Due mesi dopo, il 15 febbraio 2015, Matteo Salvini era di nuovo a Mosca, accompagnato anche in quell'occasione da Gianluca Savoini, che veniva definito da l'Ansa come il portavoce del leader della Lega. Altri due viaggi in Russia nel corso del 2015 - uno il 24 febbraio e uno il 17 dicembre - e poi ancora una volta nel giugno 2016 e nel novembre dello stesso anno. E chi c'era con Matteo Salvini? Gianluca Savoini, che venne definito da Sputnik News come il responsabile della Lega per i rapporti con la Russia.

Savoini, in una dichiarazione rilasciata all'ANSA il 15 novembre 2016, parlava al plurale "saremo in mattinata alla Duma per incontri istituzionali e faremo una conferenza stampa nella sede di Ria Novosti, includendo Matteo Salvini in quel saremo e faremo.

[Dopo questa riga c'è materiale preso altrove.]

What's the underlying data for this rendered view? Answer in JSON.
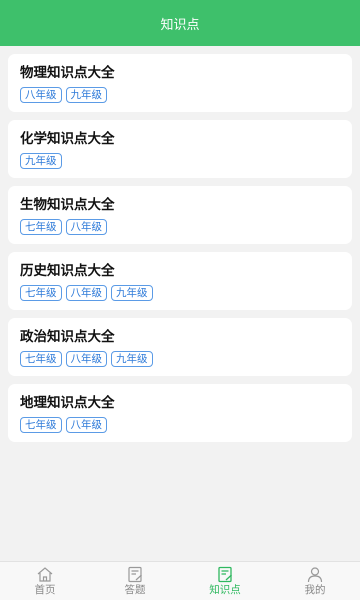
{
  "header": {
    "title": "知识点"
  },
  "subjects": [
    {
      "title": "物理知识点大全",
      "grades": [
        "八年级",
        "九年级"
      ]
    },
    {
      "title": "化学知识点大全",
      "grades": [
        "九年级"
      ]
    },
    {
      "title": "生物知识点大全",
      "grades": [
        "七年级",
        "八年级"
      ]
    },
    {
      "title": "历史知识点大全",
      "grades": [
        "七年级",
        "八年级",
        "九年级"
      ]
    },
    {
      "title": "政治知识点大全",
      "grades": [
        "七年级",
        "八年级",
        "九年级"
      ]
    },
    {
      "title": "地理知识点大全",
      "grades": [
        "七年级",
        "八年级"
      ]
    }
  ],
  "tabbar": {
    "tabs": [
      {
        "label": "首页",
        "icon": "home-icon",
        "active": false
      },
      {
        "label": "答题",
        "icon": "quiz-icon",
        "active": false
      },
      {
        "label": "知识点",
        "icon": "knowledge-icon",
        "active": true
      },
      {
        "label": "我的",
        "icon": "profile-icon",
        "active": false
      }
    ]
  },
  "colors": {
    "accent": "#3ec06b",
    "tag": "#2f7bd9",
    "active_tab": "#2fb85f"
  }
}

Prima della riunione segreta denunciata prima da L'Espresso e poi da BuzzFeed News, c'erano stati altri due viaggi in Russia: il 6 marzo 2017 e il 15-16 luglio 2018. Ovviamente Savoini aveva accompagnato il leader della Lega e in occasione dell'ultimo viaggio aveva dichiarato: "Ho sempre fatto parte delle delegazioni in Russia di Matteo Salvini sin da quando veniva in visita nella Federazione come segretario della Lega. Visite che ho contribuito a organizzare".

Matteo Salvini, però, per un attimo sembra essersi dimenticato nelle infinte tracce rimaste online di quei viaggi e di quei incontri, ma anche di quelle dichiarazioni e soprattutto di quelle foto che proverebbero la sua vicinanza con Savoini e che ora sembra venir rinnegata di fronte all'evidenza in quello che ricorda un comportamento spesso adottato da un altro alleato della Lega di Salvini, il leader di Forza Italia Silvio Berlusconi.

Questi viaggi e questi incontri non sono ovviamente una prova che la Lega abbia ricevuto dei finanziamenti da parte della Russia - su questo c'è la Procura di Roma che sta indagando e che starebbe anche preparando una rogatoria internazionale per eseguire degli approfondimenti in territorio russo - ma cozzano con le recenti prese di posizione del Ministro degli Interni sui rapporti con Savoini e meritano senza dubbio una serie di chiarimenti da parte del diretto interessato, che con ogni probabilità sta solo aspettando inutilmente che il caso si sgonfi da solo e finisca nel dimenticatoio.

Così non sarà. E definire Savoini un millantatore - come fatto pubblicamente dal braccio destro di Salvini Giancarlo Giorgetti - quando così tanti elementi provano una stretta vicinanza tra i due non fa che fomentare i tanti dubbi che si stanno insinuando anche tra l'opinione pubblica che ormai da mesi supporta il leader della Lega senza neanche provare a mettere in discussione i suoi comportamenti, le sue dichiarazioni e i suoi attacchi pubblici.